Parliament 'accepts' it must begin afresh with fiscal framework

Parliament says in a letter to high court that its acceptance is not a concession that its earlier process was unlawful

Finance minister Enoch Godongwana’s announcement that he would be reversing the VAT hike was made on Wednesday evening. File photo.
Finance minister Enoch Godongwana’s announcement that he would be reversing the VAT hike was made on Wednesday evening. File photo.
Image: Reuters/Esa Alexander

Parliament has accepted that, in light of recent developments, it must go back to the drawing board on the fiscal framework, it said in a letter to the Western Cape High Court on Friday.

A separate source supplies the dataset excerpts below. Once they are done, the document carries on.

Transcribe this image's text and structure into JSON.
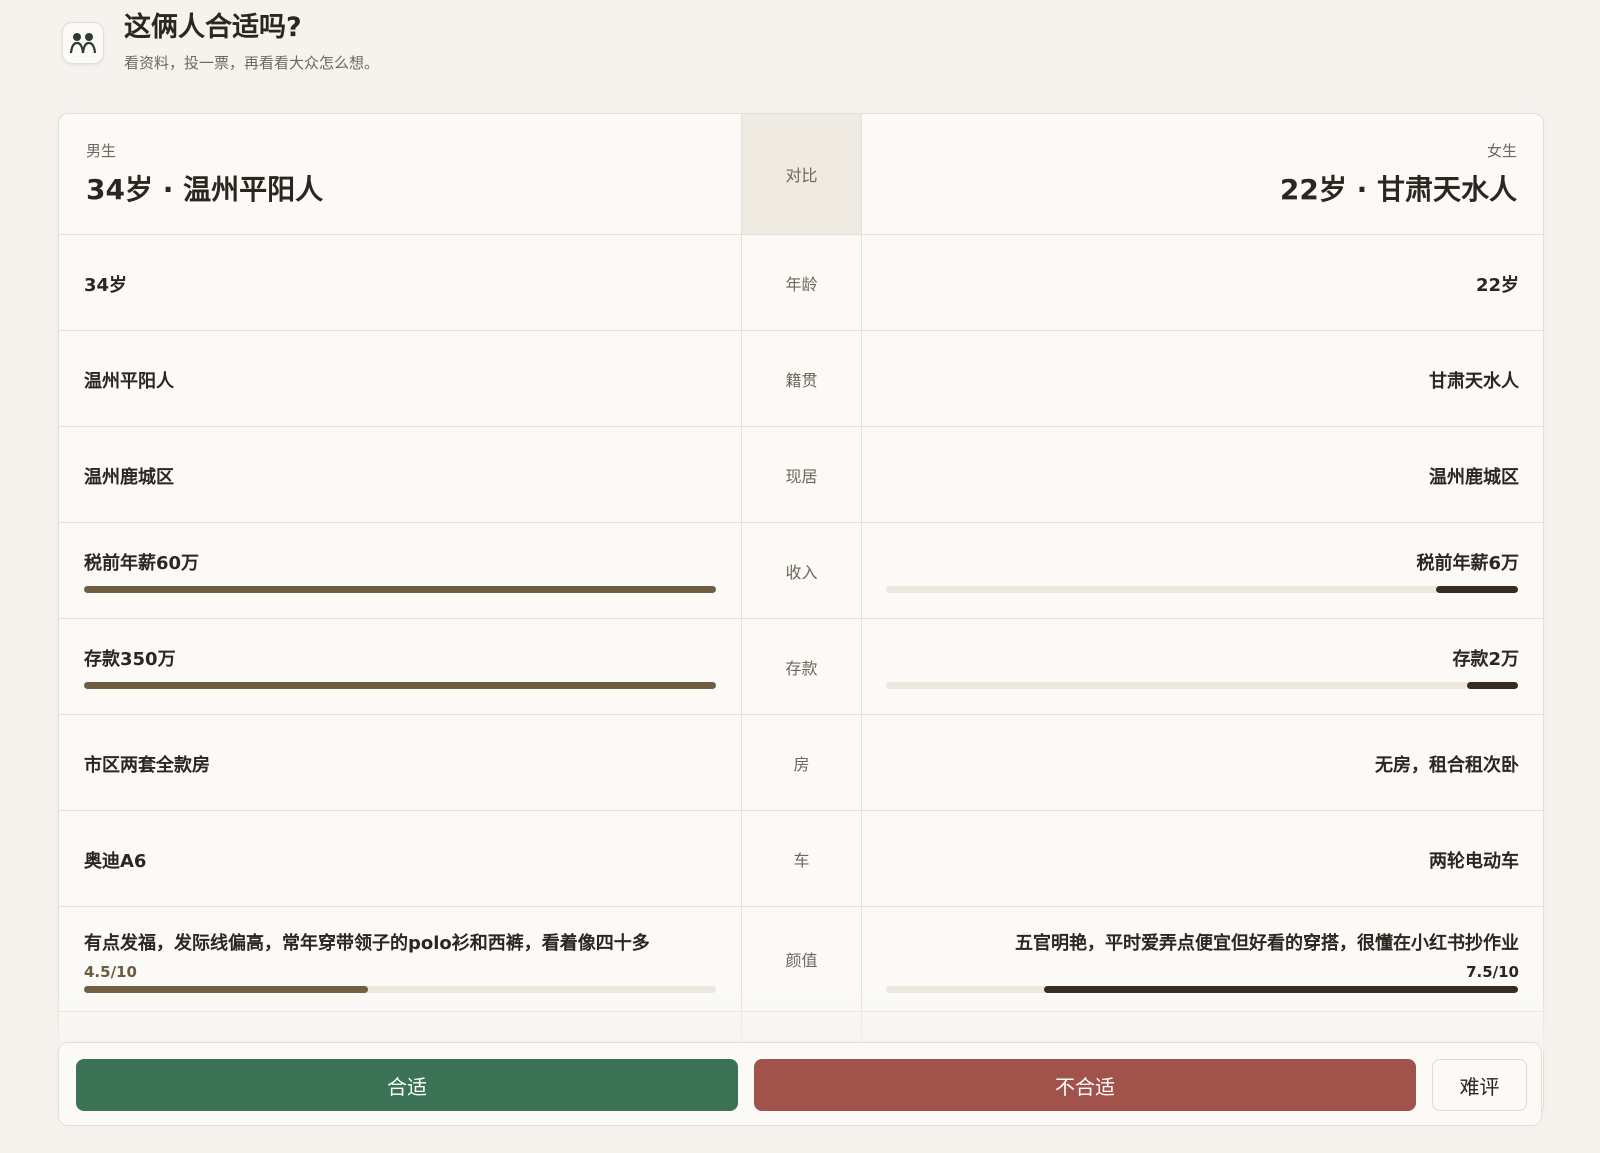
{
  "header": {
    "title": "这俩人合适吗?",
    "subtitle": "看资料，投一票，再看看大众怎么想。",
    "icon": "people-icon"
  },
  "card": {
    "male_label": "男生",
    "male_title": "34岁 · 温州平阳人",
    "compare_label": "对比",
    "female_label": "女生",
    "female_title": "22岁 · 甘肃天水人"
  },
  "rows": {
    "age": {
      "label": "年龄",
      "male": "34岁",
      "female": "22岁"
    },
    "origin": {
      "label": "籍贯",
      "male": "温州平阳人",
      "female": "甘肃天水人"
    },
    "residence": {
      "label": "现居",
      "male": "温州鹿城区",
      "female": "温州鹿城区"
    },
    "income": {
      "label": "收入",
      "male": "税前年薪60万",
      "female": "税前年薪6万",
      "male_level": 1.0,
      "female_level": 0.13
    },
    "savings": {
      "label": "存款",
      "male": "存款350万",
      "female": "存款2万",
      "male_level": 1.0,
      "female_level": 0.08
    },
    "house": {
      "label": "房",
      "male": "市区两套全款房",
      "female": "无房，租合租次卧"
    },
    "car": {
      "label": "车",
      "male": "奥迪A6",
      "female": "两轮电动车"
    },
    "looks": {
      "label": "颜值",
      "male": "有点发福，发际线偏高，常年穿带领子的polo衫和西裤，看着像四十多",
      "female": "五官明艳，平时爱弄点便宜但好看的穿搭，很懂在小红书抄作业",
      "male_score": "4.5/10",
      "female_score": "7.5/10",
      "male_level": 0.45,
      "female_level": 0.75
    }
  },
  "actions": {
    "yes": "合适",
    "no": "不合适",
    "hard": "难评"
  },
  "colors": {
    "yes_button": "#3c7255",
    "no_button": "#a1524a",
    "male_bar": "#6f5e40",
    "female_bar": "#352d24"
  }
}
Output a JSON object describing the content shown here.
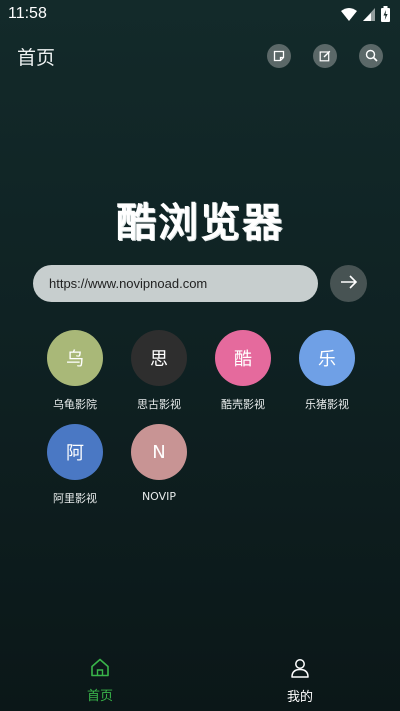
{
  "status_bar": {
    "time": "11:58"
  },
  "header": {
    "title": "首页",
    "actions": [
      {
        "icon": "bookmark-icon"
      },
      {
        "icon": "edit-icon"
      },
      {
        "icon": "search-icon"
      }
    ]
  },
  "logo": {
    "text": "酷浏览器"
  },
  "url_bar": {
    "value": "https://www.novipnoad.com"
  },
  "sites": [
    {
      "initial": "乌",
      "name": "乌龟影院",
      "color": "#a9b878"
    },
    {
      "initial": "思",
      "name": "思古影视",
      "color": "#2e2e2e"
    },
    {
      "initial": "酷",
      "name": "酷壳影视",
      "color": "#e56a9d"
    },
    {
      "initial": "乐",
      "name": "乐猪影视",
      "color": "#6fa0e6"
    },
    {
      "initial": "阿",
      "name": "阿里影视",
      "color": "#4a78c4"
    },
    {
      "initial": "N",
      "name": "NOVIP",
      "color": "#c89494"
    }
  ],
  "bottom_nav": {
    "home_label": "首页",
    "me_label": "我的",
    "active_color": "#39b54a"
  }
}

In the letter, lawyers for parliament said this acceptance was not because the process initially followed was unlawful, as claimed by the DA and EFF. Instead, it was because the earlier process had been “overtaken by the events postdating the hearing on this matter”.

Part of the DA and EFF's case on the VAT hike on Tuesday was that parliament's acceptance of the fiscal framework — National Treasury's budget outline — on April 2 was unlawful. Lawyers for parliament defended parliament's process while lawyers for the finance minister defended the lawfulness of his decision to increase the VAT rate. 

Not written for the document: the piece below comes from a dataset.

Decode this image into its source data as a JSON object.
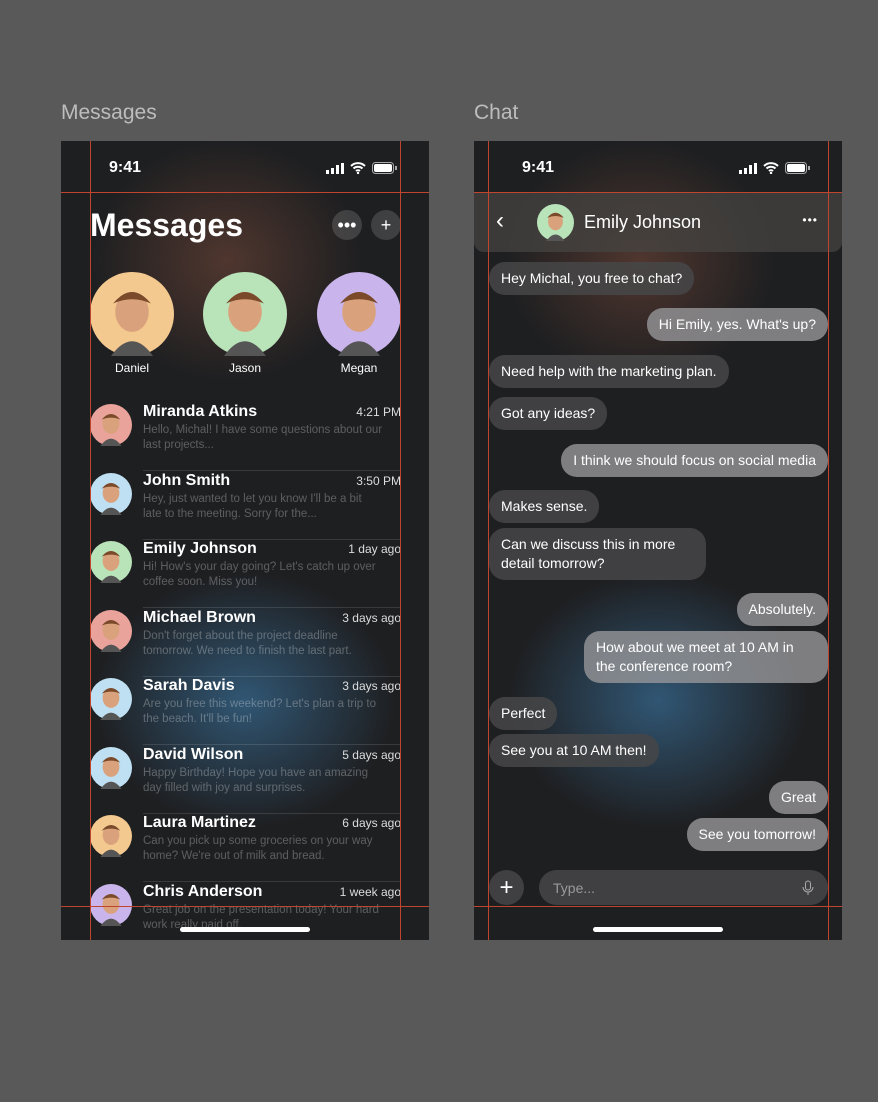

Finance minister Enoch Godongwana’s announcement that he would be reversing the VAT hike was made on Wednesday evening, the day after the court heard argument.

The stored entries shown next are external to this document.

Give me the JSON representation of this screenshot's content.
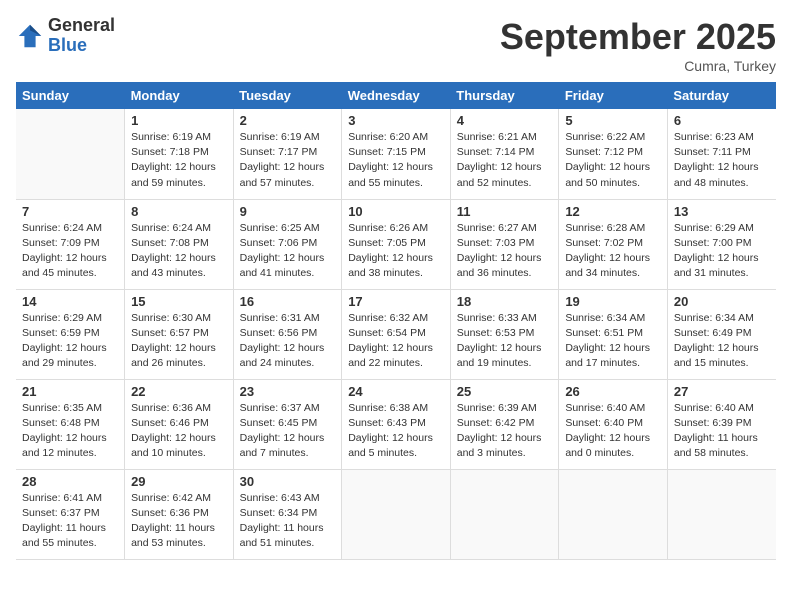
{
  "header": {
    "logo_general": "General",
    "logo_blue": "Blue",
    "month_title": "September 2025",
    "location": "Cumra, Turkey"
  },
  "days_of_week": [
    "Sunday",
    "Monday",
    "Tuesday",
    "Wednesday",
    "Thursday",
    "Friday",
    "Saturday"
  ],
  "weeks": [
    [
      {
        "day": "",
        "sunrise": "",
        "sunset": "",
        "daylight": ""
      },
      {
        "day": "1",
        "sunrise": "Sunrise: 6:19 AM",
        "sunset": "Sunset: 7:18 PM",
        "daylight": "Daylight: 12 hours and 59 minutes."
      },
      {
        "day": "2",
        "sunrise": "Sunrise: 6:19 AM",
        "sunset": "Sunset: 7:17 PM",
        "daylight": "Daylight: 12 hours and 57 minutes."
      },
      {
        "day": "3",
        "sunrise": "Sunrise: 6:20 AM",
        "sunset": "Sunset: 7:15 PM",
        "daylight": "Daylight: 12 hours and 55 minutes."
      },
      {
        "day": "4",
        "sunrise": "Sunrise: 6:21 AM",
        "sunset": "Sunset: 7:14 PM",
        "daylight": "Daylight: 12 hours and 52 minutes."
      },
      {
        "day": "5",
        "sunrise": "Sunrise: 6:22 AM",
        "sunset": "Sunset: 7:12 PM",
        "daylight": "Daylight: 12 hours and 50 minutes."
      },
      {
        "day": "6",
        "sunrise": "Sunrise: 6:23 AM",
        "sunset": "Sunset: 7:11 PM",
        "daylight": "Daylight: 12 hours and 48 minutes."
      }
    ],
    [
      {
        "day": "7",
        "sunrise": "Sunrise: 6:24 AM",
        "sunset": "Sunset: 7:09 PM",
        "daylight": "Daylight: 12 hours and 45 minutes."
      },
      {
        "day": "8",
        "sunrise": "Sunrise: 6:24 AM",
        "sunset": "Sunset: 7:08 PM",
        "daylight": "Daylight: 12 hours and 43 minutes."
      },
      {
        "day": "9",
        "sunrise": "Sunrise: 6:25 AM",
        "sunset": "Sunset: 7:06 PM",
        "daylight": "Daylight: 12 hours and 41 minutes."
      },
      {
        "day": "10",
        "sunrise": "Sunrise: 6:26 AM",
        "sunset": "Sunset: 7:05 PM",
        "daylight": "Daylight: 12 hours and 38 minutes."
      },
      {
        "day": "11",
        "sunrise": "Sunrise: 6:27 AM",
        "sunset": "Sunset: 7:03 PM",
        "daylight": "Daylight: 12 hours and 36 minutes."
      },
      {
        "day": "12",
        "sunrise": "Sunrise: 6:28 AM",
        "sunset": "Sunset: 7:02 PM",
        "daylight": "Daylight: 12 hours and 34 minutes."
      },
      {
        "day": "13",
        "sunrise": "Sunrise: 6:29 AM",
        "sunset": "Sunset: 7:00 PM",
        "daylight": "Daylight: 12 hours and 31 minutes."
      }
    ],
    [
      {
        "day": "14",
        "sunrise": "Sunrise: 6:29 AM",
        "sunset": "Sunset: 6:59 PM",
        "daylight": "Daylight: 12 hours and 29 minutes."
      },
      {
        "day": "15",
        "sunrise": "Sunrise: 6:30 AM",
        "sunset": "Sunset: 6:57 PM",
        "daylight": "Daylight: 12 hours and 26 minutes."
      },
      {
        "day": "16",
        "sunrise": "Sunrise: 6:31 AM",
        "sunset": "Sunset: 6:56 PM",
        "daylight": "Daylight: 12 hours and 24 minutes."
      },
      {
        "day": "17",
        "sunrise": "Sunrise: 6:32 AM",
        "sunset": "Sunset: 6:54 PM",
        "daylight": "Daylight: 12 hours and 22 minutes."
      },
      {
        "day": "18",
        "sunrise": "Sunrise: 6:33 AM",
        "sunset": "Sunset: 6:53 PM",
        "daylight": "Daylight: 12 hours and 19 minutes."
      },
      {
        "day": "19",
        "sunrise": "Sunrise: 6:34 AM",
        "sunset": "Sunset: 6:51 PM",
        "daylight": "Daylight: 12 hours and 17 minutes."
      },
      {
        "day": "20",
        "sunrise": "Sunrise: 6:34 AM",
        "sunset": "Sunset: 6:49 PM",
        "daylight": "Daylight: 12 hours and 15 minutes."
      }
    ],
    [
      {
        "day": "21",
        "sunrise": "Sunrise: 6:35 AM",
        "sunset": "Sunset: 6:48 PM",
        "daylight": "Daylight: 12 hours and 12 minutes."
      },
      {
        "day": "22",
        "sunrise": "Sunrise: 6:36 AM",
        "sunset": "Sunset: 6:46 PM",
        "daylight": "Daylight: 12 hours and 10 minutes."
      },
      {
        "day": "23",
        "sunrise": "Sunrise: 6:37 AM",
        "sunset": "Sunset: 6:45 PM",
        "daylight": "Daylight: 12 hours and 7 minutes."
      },
      {
        "day": "24",
        "sunrise": "Sunrise: 6:38 AM",
        "sunset": "Sunset: 6:43 PM",
        "daylight": "Daylight: 12 hours and 5 minutes."
      },
      {
        "day": "25",
        "sunrise": "Sunrise: 6:39 AM",
        "sunset": "Sunset: 6:42 PM",
        "daylight": "Daylight: 12 hours and 3 minutes."
      },
      {
        "day": "26",
        "sunrise": "Sunrise: 6:40 AM",
        "sunset": "Sunset: 6:40 PM",
        "daylight": "Daylight: 12 hours and 0 minutes."
      },
      {
        "day": "27",
        "sunrise": "Sunrise: 6:40 AM",
        "sunset": "Sunset: 6:39 PM",
        "daylight": "Daylight: 11 hours and 58 minutes."
      }
    ],
    [
      {
        "day": "28",
        "sunrise": "Sunrise: 6:41 AM",
        "sunset": "Sunset: 6:37 PM",
        "daylight": "Daylight: 11 hours and 55 minutes."
      },
      {
        "day": "29",
        "sunrise": "Sunrise: 6:42 AM",
        "sunset": "Sunset: 6:36 PM",
        "daylight": "Daylight: 11 hours and 53 minutes."
      },
      {
        "day": "30",
        "sunrise": "Sunrise: 6:43 AM",
        "sunset": "Sunset: 6:34 PM",
        "daylight": "Daylight: 11 hours and 51 minutes."
      },
      {
        "day": "",
        "sunrise": "",
        "sunset": "",
        "daylight": ""
      },
      {
        "day": "",
        "sunrise": "",
        "sunset": "",
        "daylight": ""
      },
      {
        "day": "",
        "sunrise": "",
        "sunset": "",
        "daylight": ""
      },
      {
        "day": "",
        "sunrise": "",
        "sunset": "",
        "daylight": ""
      }
    ]
  ]
}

The letter informed the court of Godongwana's reversal announcement but said its position remained that the reversal announcement (like the initial announcement to increase the rate of VAT) was separate, in law, to parliament’s process around the fiscal framework.

But, it said the minister had also written to the speaker of parliament to say he was withdrawing the Appropriation Bill and the Division of Revenue Bill — “to propose expenditure adjustments to cover the shortfall in revenue”.

According to the law, these bills are tabled in parliament “at the same time as the national annual budget ... and the proposed fiscal framework,” said the letter. Given that, it was parliament’s view that the earlier fiscal framework adopted by parliament “can no longer stand”. Parliament “accepts” that the earlier resolutions on the fiscal framework “can no longer prevail”, it said.

Either a new fiscal framework or, alternatively, an amended fiscal framework would have to be tabled, and then an “entirely new process followed”.

The letter said parliament could, in terms of its rules, rescind the resolutions adopting the earlier fiscal framework. Or, if the court sets aside the fiscal framework as argued for by the EFF and the DA, parliament could consider and adopt a new or revised framework “attendant on an order of the court”.